Tell HN: Tailscale terms updated, added mandatory arbitration

65 points by EMIRELADERO ↗ HN
Just received this email:

Hi,

As the Owner (or designated Account changes contact) for your Tailscale tailnet, we’re reaching out to inform you that we have updated Tailscale’s Terms of Service and Privacy Policy.

What’s changed?

We added a Data Privacy Addendum (DPA, a.k.a. “Data Protection Agreement”) that outlines our uses, obligations, and responsibilities with protecting your data. We improved definitions and language to reflect our ongoing commitment to safeguarding your privacy and data, as well as to making room for some new features we’re working on.

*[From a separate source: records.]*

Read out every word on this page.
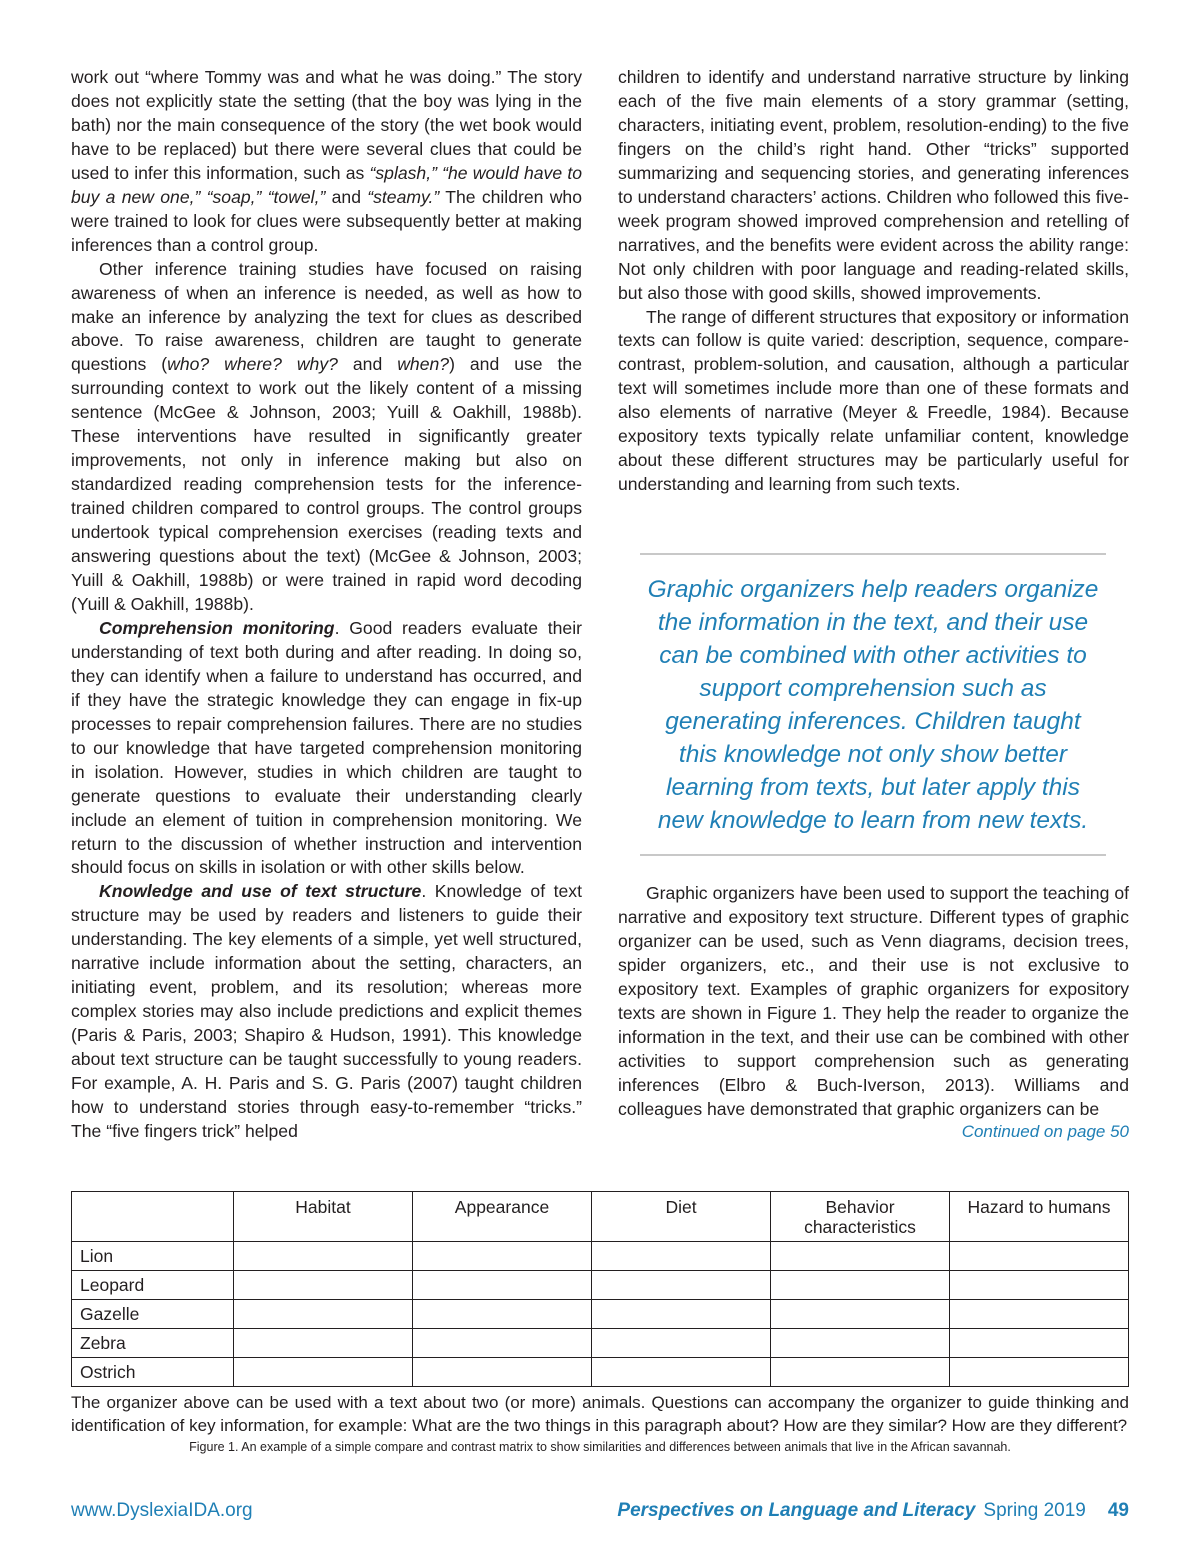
work out “where Tommy was and what he was doing.” The story does not explicitly state the setting (that the boy was lying in the bath) nor the main consequence of the story (the wet book would have to be replaced) but there were several clues that could be used to infer this information, such as “splash,” “he would have to buy a new one,” “soap,” “towel,” and “steamy.” The children who were trained to look for clues were subsequently better at making inferences than a control group.

Other inference training studies have focused on raising awareness of when an inference is needed, as well as how to make an inference by analyzing the text for clues as described above. To raise awareness, children are taught to generate questions (who? where? why? and when?) and use the surrounding context to work out the likely content of a missing sentence (McGee & Johnson, 2003; Yuill & Oakhill, 1988b). These interventions have resulted in significantly greater improvements, not only in inference making but also on standardized reading comprehension tests for the inference-trained children compared to control groups. The control groups undertook typical comprehension exercises (reading texts and answering questions about the text) (McGee & Johnson, 2003; Yuill & Oakhill, 1988b) or were trained in rapid word decoding (Yuill & Oakhill, 1988b).

Comprehension monitoring. Good readers evaluate their understanding of text both during and after reading. In doing so, they can identify when a failure to understand has occurred, and if they have the strategic knowledge they can engage in fix-up processes to repair comprehension failures. There are no studies to our knowledge that have targeted comprehension monitoring in isolation. However, studies in which children are taught to generate questions to evaluate their understanding clearly include an element of tuition in comprehension monitoring. We return to the discussion of whether instruction and intervention should focus on skills in isolation or with other skills below.

Knowledge and use of text structure. Knowledge of text structure may be used by readers and listeners to guide their understanding. The key elements of a simple, yet well structured, narrative include information about the setting, characters, an initiating event, problem, and its resolution; whereas more complex stories may also include predictions and explicit themes (Paris & Paris, 2003; Shapiro & Hudson, 1991). This knowledge about text structure can be taught successfully to young readers. For example, A. H. Paris and S. G. Paris (2007) taught children how to understand stories through easy-to-remember “tricks.” The “five fingers trick” helped

children to identify and understand narrative structure by linking each of the five main elements of a story grammar (setting, characters, initiating event, problem, resolution-ending) to the five fingers on the child’s right hand. Other “tricks” supported summarizing and sequencing stories, and generating inferences to understand characters’ actions. Children who followed this five-week program showed improved comprehension and retelling of narratives, and the benefits were evident across the ability range: Not only children with poor language and reading-related skills, but also those with good skills, showed improvements.

The range of different structures that expository or information texts can follow is quite varied: description, sequence, compare-contrast, problem-solution, and causation, although a particular text will sometimes include more than one of these formats and also elements of narrative (Meyer & Freedle, 1984). Because expository texts typically relate unfamiliar content, knowledge about these different structures may be particularly useful for understanding and learning from such texts.

Graphic organizers help readers organize the information in the text, and their use can be combined with other activities to support comprehension such as generating inferences. Children taught this knowledge not only show better learning from texts, but later apply this new knowledge to learn from new texts.

Graphic organizers have been used to support the teaching of narrative and expository text structure. Different types of graphic organizer can be used, such as Venn diagrams, decision trees, spider organizers, etc., and their use is not exclusive to expository text. Examples of graphic organizers for expository texts are shown in Figure 1. They help the reader to organize the information in the text, and their use can be combined with other activities to support comprehension such as generating inferences (Elbro & Buch-Iverson, 2013). Williams and colleagues have demonstrated that graphic organizers can be

Continued on page 50
	Habitat	Appearance	Diet	Behavior characteristics	Hazard to humans
Lion					
Leopard					
Gazelle					
Zebra					
Ostrich					

The organizer above can be used with a text about two (or more) animals. Questions can accompany the organizer to guide thinking and identification of key information, for example: What are the two things in this paragraph about? How are they similar? How are they different?

Figure 1. An example of a simple compare and contrast matrix to show similarities and differences between animals that live in the African savannah.

www.DyslexiaIDA.org	Perspectives on Language and Literacy Spring 2019 49
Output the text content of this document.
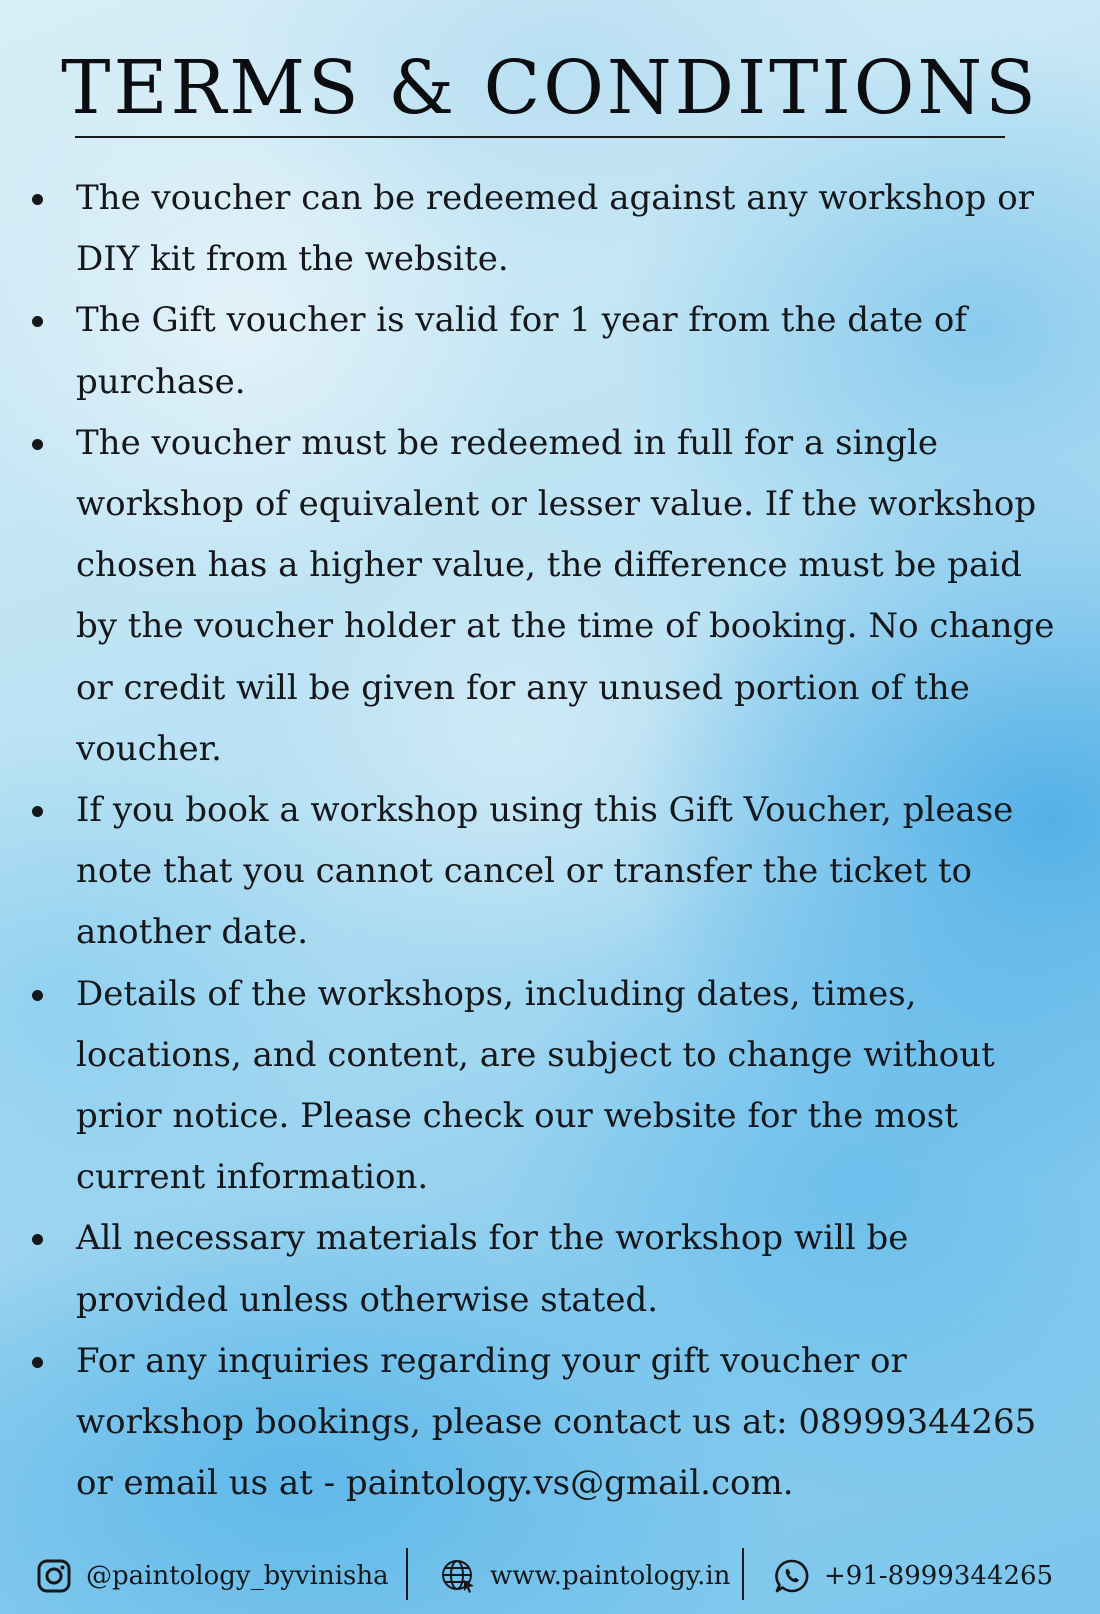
TERMS & CONDITIONS
The voucher can be redeemed against any workshop or DIY kit from the website.
The Gift voucher is valid for 1 year from the date of purchase.
The voucher must be redeemed in full for a single workshop of equivalent or lesser value. If the workshop chosen has a higher value, the difference must be paid by the voucher holder at the time of booking. No change or credit will be given for any unused portion of the voucher.
If you book a workshop using this Gift Voucher, please note that you cannot cancel or transfer the ticket to another date.
Details of the workshops, including dates, times, locations, and content, are subject to change without prior notice. Please check our website for the most current information.
All necessary materials for the workshop will be provided unless otherwise stated.
For any inquiries regarding your gift voucher or workshop bookings, please contact us at: 08999344265 or email us at - paintology.vs@gmail.com.
@paintology_byvinisha	www.paintology.in	+91-8999344265
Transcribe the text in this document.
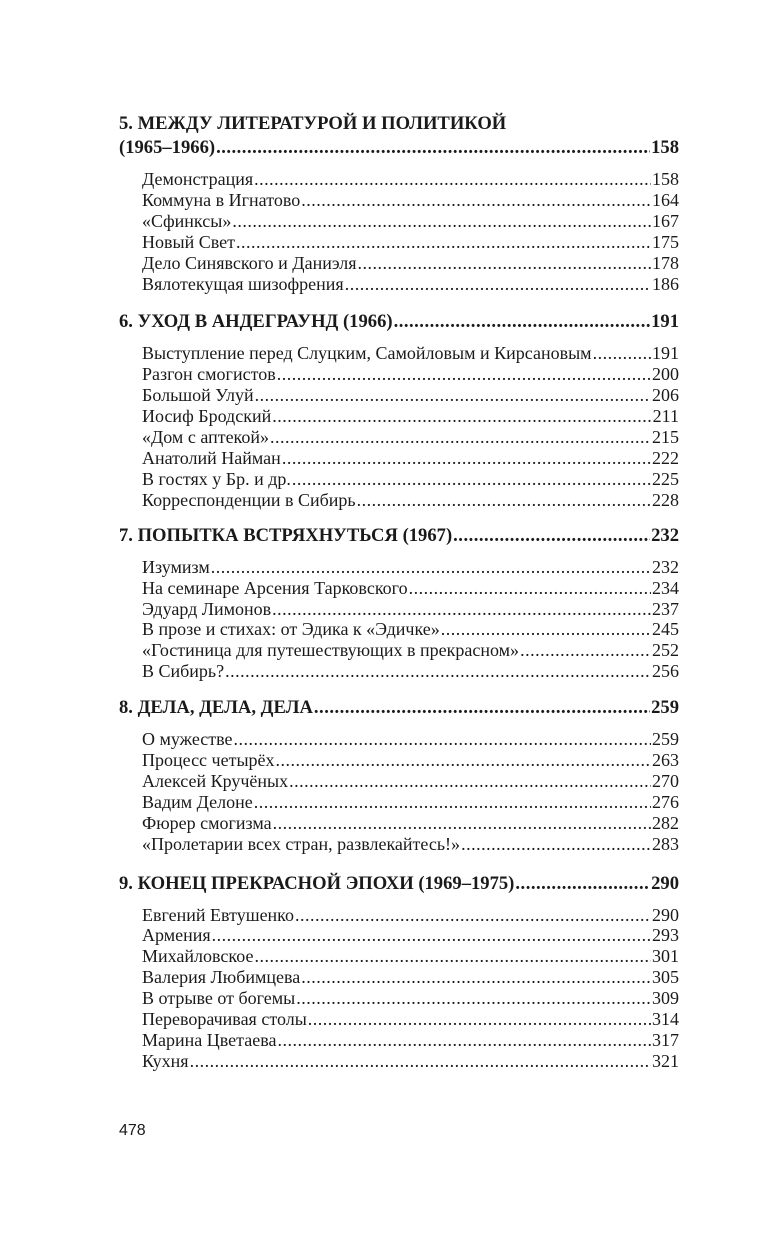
5. МЕЖДУ ЛИТЕРАТУРОЙ И ПОЛИТИКОЙ
(1965–1966) .....	158
Демонстрация .....	158
Коммуна в Игнатово .....	164
«Сфинксы» .....	167
Новый Свет .....	175
Дело Синявского и Даниэля .....	178
Вялотекущая шизофрения .....	186
6. УХОД В АНДЕГРАУНД (1966) .....	191
Выступление перед Слуцким, Самойловым и Кирсановым .....	191
Разгон смогистов .....	200
Большой Улуй .....	206
Иосиф Бродский .....	211
«Дом с аптекой» .....	215
Анатолий Найман .....	222
В гостях у Бр. и др. .....	225
Корреспонденции в Сибирь .....	228
7. ПОПЫТКА ВСТРЯХНУТЬСЯ (1967) .....	232
Изумизм .....	232
На семинаре Арсения Тарковского .....	234
Эдуард Лимонов .....	237
В прозе и стихах: от Эдика к «Эдичке» .....	245
«Гостиница для путешествующих в прекрасном» .....	252
В Сибирь? .....	256
8. ДЕЛА, ДЕЛА, ДЕЛА .....	259
О мужестве .....	259
Процесс четырёх .....	263
Алексей Кручёных .....	270
Вадим Делоне .....	276
Фюрер смогизма .....	282
«Пролетарии всех стран, развлекайтесь!» .....	283
9. КОНЕЦ ПРЕКРАСНОЙ ЭПОХИ (1969–1975) .....	290
Евгений Евтушенко .....	290
Армения .....	293
Михайловское .....	301
Валерия Любимцева .....	305
В отрыве от богемы .....	309
Переворачивая столы .....	314
Марина Цветаева .....	317
Кухня .....	321
478
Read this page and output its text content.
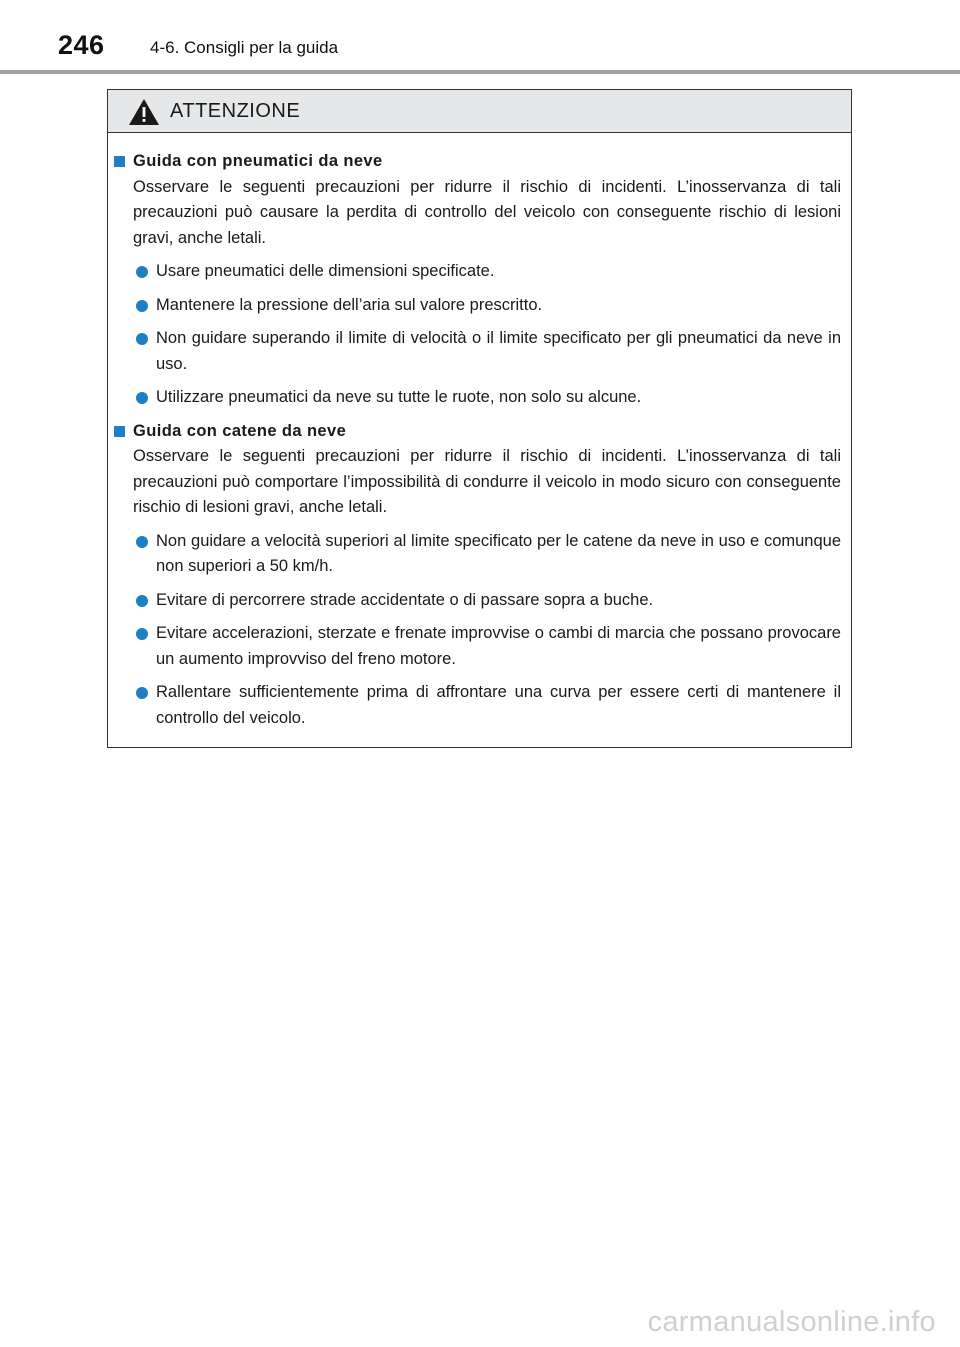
246	4-6. Consigli per la guida
ATTENZIONE
Guida con pneumatici da neve
Osservare le seguenti precauzioni per ridurre il rischio di incidenti. L’inosservanza di tali precauzioni può causare la perdita di controllo del veicolo con conseguente rischio di lesioni gravi, anche letali.
Usare pneumatici delle dimensioni specificate.
Mantenere la pressione dell’aria sul valore prescritto.
Non guidare superando il limite di velocità o il limite specificato per gli pneumatici da neve in uso.
Utilizzare pneumatici da neve su tutte le ruote, non solo su alcune.
Guida con catene da neve
Osservare le seguenti precauzioni per ridurre il rischio di incidenti. L’inosservanza di tali precauzioni può comportare l’impossibilità di condurre il veicolo in modo sicuro con conseguente rischio di lesioni gravi, anche letali.
Non guidare a velocità superiori al limite specificato per le catene da neve in uso e comunque non superiori a 50 km/h.
Evitare di percorrere strade accidentate o di passare sopra a buche.
Evitare accelerazioni, sterzate e frenate improvvise o cambi di marcia che possano provocare un aumento improvviso del freno motore.
Rallentare sufficientemente prima di affrontare una curva per essere certi di mantenere il controllo del veicolo.
carmanualsonline.info
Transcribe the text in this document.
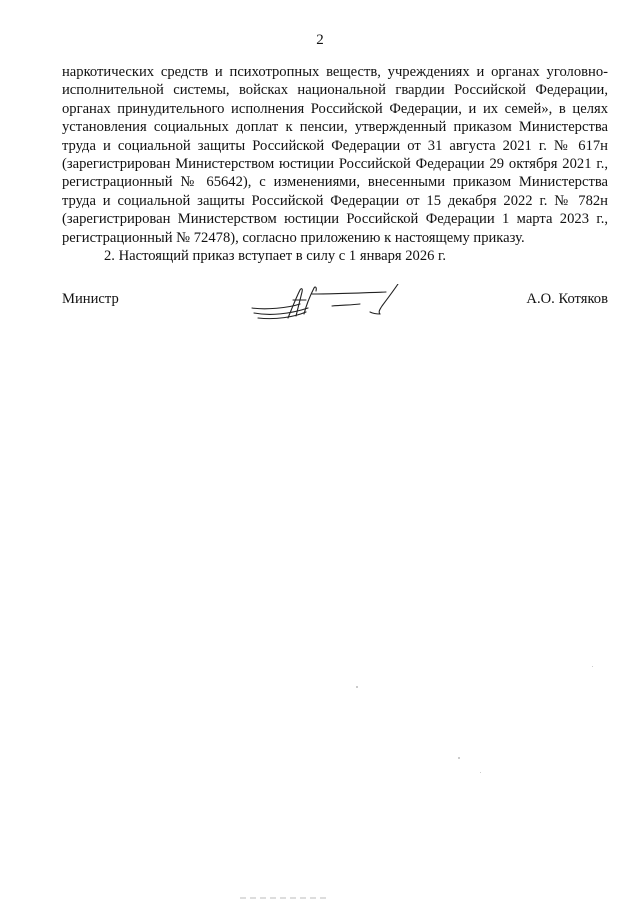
2
наркотических средств и психотропных веществ, учреждениях и органах уголовно-
исполнительной системы, войсках национальной гвардии Российской Федерации,
органах принудительного исполнения Российской Федерации, и их семей», в целях
установления социальных доплат к пенсии, утвержденный приказом Министерства
труда и социальной защиты Российской Федерации от 31 августа 2021 г. № 617н
(зарегистрирован Министерством юстиции Российской Федерации 29 октября 2021 г.,
регистрационный № 65642), с изменениями, внесенными приказом Министерства
труда и социальной защиты Российской Федерации от 15 декабря 2022 г. № 782н
(зарегистрирован Министерством юстиции Российской Федерации 1 марта 2023 г.,
регистрационный № 72478), согласно приложению к настоящему приказу.
2. Настоящий приказ вступает в силу с 1 января 2026 г.
Министр	А.О. Котяков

We changed the jurisdiction of the documents to New York, NY USA (from Ontario, Canada). We included a binding arbitration clause to help mitigate the business risks of granting a DPA to all of our customers. We incorporated an NDA to make it easier for us to share resources like our SOC 2 report with any customer that requests it. Please take the time to review the new documents, linked above. Copies of our former agreements - Terms of Service and Privacy Policy - are available in case you wish to compare. What do I need to do?

You don’t need to take any action to accept the new Terms of Service and Privacy Policy. They are now in effect.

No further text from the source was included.